I've added "lspci -v" output as well, which shows the bridge configuration. I'm still not sure that the address mappings between PCI and system bus are 1:1. So the BAR0 release patch from Lucas seems to be no longer required with this, although it does align the prefetchable area better, so in theory it would allow a 512G BAR to be mapped. In practice, there are no Intel dGPUs with 512G VRAM.quoted
There's indeed something messy and odd going on here with the resource and window mappings, in the bad case there's also this line which doesn't make much sense: +pci 0030:01:00.0: bridge window [mem 0x6200000000000-0x6203fbff0ffff 64bit pref]: can't claim; address conflict with 0030:01:00.0 [mem 0x6200020000000-0x62000207fffff 64bit pref]quoted
...but that conflicting resource was not assigned in between releasing this bridge window and trying to claim it back so how did that conflicting resource get there is totally mysterious to me. It doesn't seem related directly to the the resize no longer working though.That is the upstream bridge's BAR0 mapping, which is not a bridge window, so presumably the window allocation algorithm is unaware of it.
Resource tree is independent of PCI's resource allocation algorithm. Now
that I look the numbers and logs again, this doesn't look valid resource
tree state (from iomem.good!):
6200000000000-6203fbfffffff : pciex@620c3c0000000
6200000000000-6203fbff0ffff : PCI Bus 0030:01
6200020000000-62000207fffff : 0030:01:00.0
6200000000000-6203fbff0ffff : PCI Bus 0030:02
6200400000000-62007ffffffff : PCI Bus 0030:03
6200400000000-62007ffffffff : 0030:03:00.0
6200020000000-62000207fffff and 6200000000000-6203fbff0ffff appear as
siblings and those addresses conflict. It seems this "good" kernel is
"cheating" by double counting addresses... ;-D
I've now found the cause in part thanks to another reporter with
similar impossible resource conflicts (an old bug in the resizing
algorithm which is there since BAR resizing was introduced).

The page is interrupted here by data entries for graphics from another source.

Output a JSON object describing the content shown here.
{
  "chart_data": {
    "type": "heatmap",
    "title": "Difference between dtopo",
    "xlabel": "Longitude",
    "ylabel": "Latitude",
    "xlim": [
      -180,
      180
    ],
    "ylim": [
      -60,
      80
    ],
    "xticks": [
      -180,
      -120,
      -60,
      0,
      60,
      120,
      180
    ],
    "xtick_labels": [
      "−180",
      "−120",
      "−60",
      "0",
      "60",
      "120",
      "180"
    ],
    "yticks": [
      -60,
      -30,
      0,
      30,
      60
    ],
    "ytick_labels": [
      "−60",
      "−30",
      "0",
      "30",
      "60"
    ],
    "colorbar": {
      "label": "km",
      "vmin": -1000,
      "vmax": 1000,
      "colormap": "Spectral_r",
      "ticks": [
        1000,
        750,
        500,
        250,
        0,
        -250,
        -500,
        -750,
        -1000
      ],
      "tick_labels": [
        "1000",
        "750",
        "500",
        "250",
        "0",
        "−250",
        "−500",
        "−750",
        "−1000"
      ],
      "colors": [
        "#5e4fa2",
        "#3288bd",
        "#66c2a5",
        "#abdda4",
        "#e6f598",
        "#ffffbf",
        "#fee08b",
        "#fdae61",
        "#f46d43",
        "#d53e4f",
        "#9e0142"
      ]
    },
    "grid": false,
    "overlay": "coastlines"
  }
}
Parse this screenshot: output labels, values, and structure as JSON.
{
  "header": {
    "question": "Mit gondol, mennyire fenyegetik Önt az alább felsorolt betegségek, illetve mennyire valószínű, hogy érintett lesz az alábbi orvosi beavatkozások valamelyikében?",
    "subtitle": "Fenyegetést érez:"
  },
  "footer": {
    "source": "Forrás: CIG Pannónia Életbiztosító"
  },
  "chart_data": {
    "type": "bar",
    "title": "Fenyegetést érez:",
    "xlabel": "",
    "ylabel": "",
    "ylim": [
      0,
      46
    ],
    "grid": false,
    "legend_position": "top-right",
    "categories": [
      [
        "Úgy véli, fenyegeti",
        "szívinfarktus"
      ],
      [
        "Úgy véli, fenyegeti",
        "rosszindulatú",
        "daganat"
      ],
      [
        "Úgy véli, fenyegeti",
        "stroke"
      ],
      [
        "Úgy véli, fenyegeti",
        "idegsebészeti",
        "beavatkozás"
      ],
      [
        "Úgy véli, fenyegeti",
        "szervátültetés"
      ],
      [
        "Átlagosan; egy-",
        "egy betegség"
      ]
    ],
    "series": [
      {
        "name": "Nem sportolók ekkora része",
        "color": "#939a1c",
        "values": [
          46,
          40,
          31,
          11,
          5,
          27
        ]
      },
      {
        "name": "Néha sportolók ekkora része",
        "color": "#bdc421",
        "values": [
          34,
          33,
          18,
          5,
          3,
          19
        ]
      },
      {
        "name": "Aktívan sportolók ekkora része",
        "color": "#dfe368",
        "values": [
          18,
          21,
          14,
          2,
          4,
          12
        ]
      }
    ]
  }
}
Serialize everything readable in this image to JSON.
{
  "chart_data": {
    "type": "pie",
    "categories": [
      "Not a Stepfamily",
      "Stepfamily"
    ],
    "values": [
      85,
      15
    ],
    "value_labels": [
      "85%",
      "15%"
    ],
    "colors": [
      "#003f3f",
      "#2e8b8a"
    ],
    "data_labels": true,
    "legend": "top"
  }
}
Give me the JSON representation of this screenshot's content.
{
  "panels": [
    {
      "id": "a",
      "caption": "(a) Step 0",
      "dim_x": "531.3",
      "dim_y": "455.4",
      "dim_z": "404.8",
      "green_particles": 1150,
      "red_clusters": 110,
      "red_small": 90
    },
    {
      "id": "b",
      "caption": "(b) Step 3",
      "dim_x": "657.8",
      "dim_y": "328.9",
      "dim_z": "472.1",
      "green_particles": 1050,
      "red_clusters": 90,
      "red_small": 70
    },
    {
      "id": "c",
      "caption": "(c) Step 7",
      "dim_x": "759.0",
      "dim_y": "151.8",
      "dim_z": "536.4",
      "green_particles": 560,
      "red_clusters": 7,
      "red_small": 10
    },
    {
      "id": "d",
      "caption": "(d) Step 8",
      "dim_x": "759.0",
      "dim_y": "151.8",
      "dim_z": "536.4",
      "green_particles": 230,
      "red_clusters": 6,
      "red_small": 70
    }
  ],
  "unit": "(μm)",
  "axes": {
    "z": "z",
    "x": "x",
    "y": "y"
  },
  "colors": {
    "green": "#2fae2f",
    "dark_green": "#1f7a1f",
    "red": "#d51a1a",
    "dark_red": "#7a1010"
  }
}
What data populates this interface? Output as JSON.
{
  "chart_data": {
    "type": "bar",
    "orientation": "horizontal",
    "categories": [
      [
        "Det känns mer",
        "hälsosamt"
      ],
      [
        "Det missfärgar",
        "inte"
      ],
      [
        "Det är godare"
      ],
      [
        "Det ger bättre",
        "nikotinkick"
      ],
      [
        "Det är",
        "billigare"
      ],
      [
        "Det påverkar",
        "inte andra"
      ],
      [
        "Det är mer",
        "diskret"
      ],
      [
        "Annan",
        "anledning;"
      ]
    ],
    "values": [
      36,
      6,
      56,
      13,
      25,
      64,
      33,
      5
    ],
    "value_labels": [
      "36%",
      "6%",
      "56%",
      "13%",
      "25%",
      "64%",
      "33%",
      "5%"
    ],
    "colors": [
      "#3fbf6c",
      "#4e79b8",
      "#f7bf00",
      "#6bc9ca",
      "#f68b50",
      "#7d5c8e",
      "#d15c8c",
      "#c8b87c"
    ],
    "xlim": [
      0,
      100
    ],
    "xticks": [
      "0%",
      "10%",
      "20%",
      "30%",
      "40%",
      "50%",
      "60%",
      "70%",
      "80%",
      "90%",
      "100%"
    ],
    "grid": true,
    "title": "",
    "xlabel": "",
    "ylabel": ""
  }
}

It will take me a few days to fix all this as fixing the claim issue
will make other domino bricks to fall so I'll have to refactor this
pci_resize_resource() interface now, unfortunately.
quoted
quoted
It's a bit weird that there is a log message that says "enabling device", then the BARs are reconfigured. I'd want the decoding logic to be inactive while addresses are assigned.quoted
So no real issue here and only logging is not the way you'd want it?It works for the GPU, but I'm unsure about my FPGA designs now, for the most part, I would have expected that the "enable memory decoding" bit had to be 0 while BAR registers are being written, and I would have expected the driver to resize the BAR first, then enable the device.
Lucas did move resizing earlier but I guess it still occurs after enabling the device. I don't know enough about xe driver to say how early BARs could be resized. -- i.